1869 Alderney Lifeboat Station established. Lifeboat house constructed at a cost of £235.

1876  The stone quarry in which the lifeboat house stood was being reworked and a new one was being opened not far from the front of the boathouse.  The working of the latter, it was feared, would considerably damage the roof of the boathouse.  Great inconvenience was caused in launching the boat on account of the rails that were laid down on the way from the boathouse to the slip on the breakwater where the boat was launched.  The Assistant Inspector reported that he thought a better site for the boathouse could be obtained near the Arsenal on the other side of the harbour.    1877  Difficulty in getting the contract for moving the boathouse owing to scarcity of labour.     1884  With the difficulty in obtaining a crew, as so many fishermen had left the island, the lifeboat station was closed and the lifeboat was transferred to St.
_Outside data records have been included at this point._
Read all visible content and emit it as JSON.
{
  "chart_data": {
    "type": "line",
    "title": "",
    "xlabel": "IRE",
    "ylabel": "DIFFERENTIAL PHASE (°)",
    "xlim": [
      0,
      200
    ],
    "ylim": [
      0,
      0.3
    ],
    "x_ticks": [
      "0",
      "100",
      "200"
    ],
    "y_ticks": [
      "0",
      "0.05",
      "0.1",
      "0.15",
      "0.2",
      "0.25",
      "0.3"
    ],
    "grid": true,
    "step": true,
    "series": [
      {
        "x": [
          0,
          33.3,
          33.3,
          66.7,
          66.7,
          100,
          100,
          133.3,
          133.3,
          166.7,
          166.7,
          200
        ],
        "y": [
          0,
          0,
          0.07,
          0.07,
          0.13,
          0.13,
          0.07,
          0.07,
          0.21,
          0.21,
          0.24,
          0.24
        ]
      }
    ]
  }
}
Helier.

1984  A 33ft Brede class lifeboat Foresters Future sent to station in January and placed on service on 10 March for a 12 month operational evaluation period.    1985  The Duchess of Kent officially opened the station on 10 May.  She presented the Thanks of the Institution inscribed on Vellum to Mr John Kay-Mouat, President of the States of Alderney,  for the life-saving work carried out by private boats in Alderney during the 100 years in which there was no lifeboat on the island.

1992  Bronze Medal awarded to Helmsman Philip Murray and a Framed Letter of Thanks signed by the Chairman of the Institution awarded to each of the two crew members, Francois Jean and Wayne Chandler, for attempting to save a girl, even though the inshore lifeboat was severely damaged, after two girls and a man was swept into the sea at the Fort Clonque causeway on 9 August 2002.  The inshore lifeboat saved the man.  Crew member Mark Gaudion and Station Honorary Secretary David McAllister rescued the girl by crossing the causeway to reach her despite the strong pull of the tide.  They were tied to a line held by policemen and others.  They were both accorded the Thanks of the Institution inscribed on Vellum

Weds 16 July: Back to Blighty, via a fascinating detour to Cherbourg, where the occasional fox and hare enjoy playing chicken, trotting and bounding out from the cover of unmown airfield grass across the large tarmac runway in front of landing aircraft. As caught on video.

Thank you so much big brother Neil, for making these islands an unforgettable part of the big adventure. Thanks also to Russ of Pedal Power for the loan of the amazingly fast, lightweight bikes and being such a great local guide. And of course, huge thanks to all the awesome RNLI crew members on these Isles for such a great welcome. A privilege to meet a good number of you between shouts around the notoriously treacherous waters surrounding these islands.

I hope you’re all watching the BBCTV (Weds evenings) series Saving Lives at Sea. If not, catch up on iPlayer.